When smart people make clueless remarks about special needs


American Girl recently debuted Special Sparkle, a line of doll accessories. It includes a hearing aid, a wheelchair and an allergy-free lunch with a medical bracelet and EpiPen, as reported by Dodai Stewart on Jezebel.


A writer I've long admired, Dodai noted that these accessories could help kids with special needs feel included, and even "normalize" disability because they're on the same catalog page as everyday items like boots and a hairbrush. These objects, she said, could also help raise awareness about kids who need hearing aids and wheelchairs. Props, I thought. Even better, make dolls that come with this stuff. Y-e-s! But when she questioned the "ultra-customization," it touched a nerve.
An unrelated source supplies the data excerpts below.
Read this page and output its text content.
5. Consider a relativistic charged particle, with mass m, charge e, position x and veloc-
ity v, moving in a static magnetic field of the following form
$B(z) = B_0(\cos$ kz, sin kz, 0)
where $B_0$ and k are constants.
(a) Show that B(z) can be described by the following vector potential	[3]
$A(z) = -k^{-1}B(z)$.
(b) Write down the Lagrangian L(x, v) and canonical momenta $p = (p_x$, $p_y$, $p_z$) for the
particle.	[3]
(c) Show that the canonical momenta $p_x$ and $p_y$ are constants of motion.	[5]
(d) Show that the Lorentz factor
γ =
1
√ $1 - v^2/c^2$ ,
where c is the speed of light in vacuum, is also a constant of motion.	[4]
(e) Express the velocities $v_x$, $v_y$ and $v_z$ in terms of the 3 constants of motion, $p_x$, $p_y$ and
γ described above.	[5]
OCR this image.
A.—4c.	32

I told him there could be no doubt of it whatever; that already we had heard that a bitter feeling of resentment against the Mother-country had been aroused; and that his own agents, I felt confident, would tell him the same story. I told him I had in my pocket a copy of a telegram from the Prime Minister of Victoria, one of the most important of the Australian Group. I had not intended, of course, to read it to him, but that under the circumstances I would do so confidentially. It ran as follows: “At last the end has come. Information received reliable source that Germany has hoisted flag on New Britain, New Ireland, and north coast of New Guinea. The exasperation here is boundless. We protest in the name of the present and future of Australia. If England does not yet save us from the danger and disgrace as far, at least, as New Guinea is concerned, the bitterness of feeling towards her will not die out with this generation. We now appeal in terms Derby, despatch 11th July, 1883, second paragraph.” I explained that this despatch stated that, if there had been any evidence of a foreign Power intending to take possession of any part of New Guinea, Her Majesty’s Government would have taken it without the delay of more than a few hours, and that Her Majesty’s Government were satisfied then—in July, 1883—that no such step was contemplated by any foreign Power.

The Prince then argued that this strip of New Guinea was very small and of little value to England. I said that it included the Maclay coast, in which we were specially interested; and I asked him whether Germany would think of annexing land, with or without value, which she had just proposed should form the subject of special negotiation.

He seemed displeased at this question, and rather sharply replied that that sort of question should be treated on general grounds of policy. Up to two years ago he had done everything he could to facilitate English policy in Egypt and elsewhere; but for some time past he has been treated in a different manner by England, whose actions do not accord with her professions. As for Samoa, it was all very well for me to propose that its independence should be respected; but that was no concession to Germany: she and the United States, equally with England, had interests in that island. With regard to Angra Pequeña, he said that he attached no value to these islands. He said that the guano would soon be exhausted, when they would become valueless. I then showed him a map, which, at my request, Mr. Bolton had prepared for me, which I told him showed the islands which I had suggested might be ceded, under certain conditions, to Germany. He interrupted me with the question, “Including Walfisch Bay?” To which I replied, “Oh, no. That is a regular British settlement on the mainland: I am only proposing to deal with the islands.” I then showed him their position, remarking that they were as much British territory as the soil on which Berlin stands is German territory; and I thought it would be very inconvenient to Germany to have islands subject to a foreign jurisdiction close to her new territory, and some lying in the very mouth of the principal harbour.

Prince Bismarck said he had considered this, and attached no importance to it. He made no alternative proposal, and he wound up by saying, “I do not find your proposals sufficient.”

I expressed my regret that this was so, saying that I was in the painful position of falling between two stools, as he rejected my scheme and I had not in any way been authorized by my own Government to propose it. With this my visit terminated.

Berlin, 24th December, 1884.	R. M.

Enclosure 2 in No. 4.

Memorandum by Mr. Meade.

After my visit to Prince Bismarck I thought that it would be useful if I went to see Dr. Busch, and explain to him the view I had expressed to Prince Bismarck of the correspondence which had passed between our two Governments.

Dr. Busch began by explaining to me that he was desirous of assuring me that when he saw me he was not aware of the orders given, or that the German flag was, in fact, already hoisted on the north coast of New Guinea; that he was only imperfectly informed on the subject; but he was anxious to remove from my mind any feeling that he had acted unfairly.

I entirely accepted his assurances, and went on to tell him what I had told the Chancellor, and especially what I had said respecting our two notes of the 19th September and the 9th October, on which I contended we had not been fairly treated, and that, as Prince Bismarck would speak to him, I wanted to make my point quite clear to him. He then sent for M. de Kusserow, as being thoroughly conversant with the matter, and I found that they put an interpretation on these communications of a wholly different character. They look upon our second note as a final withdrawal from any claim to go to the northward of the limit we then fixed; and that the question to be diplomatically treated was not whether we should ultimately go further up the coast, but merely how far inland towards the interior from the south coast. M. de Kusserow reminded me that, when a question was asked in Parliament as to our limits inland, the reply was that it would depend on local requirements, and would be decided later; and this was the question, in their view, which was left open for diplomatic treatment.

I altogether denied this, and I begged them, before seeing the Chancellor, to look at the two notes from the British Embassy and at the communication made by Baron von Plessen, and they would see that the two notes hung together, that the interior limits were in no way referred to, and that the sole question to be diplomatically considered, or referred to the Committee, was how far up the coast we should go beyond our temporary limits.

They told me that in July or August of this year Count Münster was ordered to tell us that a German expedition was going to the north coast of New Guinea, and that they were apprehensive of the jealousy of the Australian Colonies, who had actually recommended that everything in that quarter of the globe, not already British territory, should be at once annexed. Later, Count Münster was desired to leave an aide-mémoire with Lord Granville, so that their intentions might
"Does it put too much emphasis on the individual?" she mused. "Is it all connected to this new selfishness, the kind of parenting that insists every child is a special snowflake, worthy of praise for just existing?"

Huh?!! 

That doesn't describe this parent, or the many I know who have kids with special needs. If there's one thing I want for Max, it's for others to see him as NON-special. I'd like kids and adults to quit thinking of him as different. I ache for people to look past his disabilities and see the kid in there.

It's not that doll accessories are going to change how the world perceives kids with special needs (as if), but they couldn't hurt and they might help. And I sure could use any help I can get because many parents don't seem to speak with their kids about how to treat those with special needs.  

He's just a boy, I sometimes feel like shouting. Stop staring at him like he's an alien. Just talk to him. Play with him.

Oh, and to be sure, I do think my kid is a "special snowflake." Countless others think their children are, too. They're called "parents." That's our jobs. If we're not our kids' publicists, who's gonna be—Leslie Sloane? As moms to kids with special needs, it becomes our mission to get others to see how much they rock, the opposite of what Dodai calls "selfishness." Otherwise, our "special snowflakes" would fade away.

So when companies include our kids in some way—and it's rare, despite recent ads featuring children with disabilities—I'm thrilled, as I'm sure many special needs parents are. Let's not over-think what's going on here. Sure, Special Sparkle is part (or all) marketing ploy. But I see no bad...other than the fact that American Girl is charging 38 bucks for a doll wheelchair.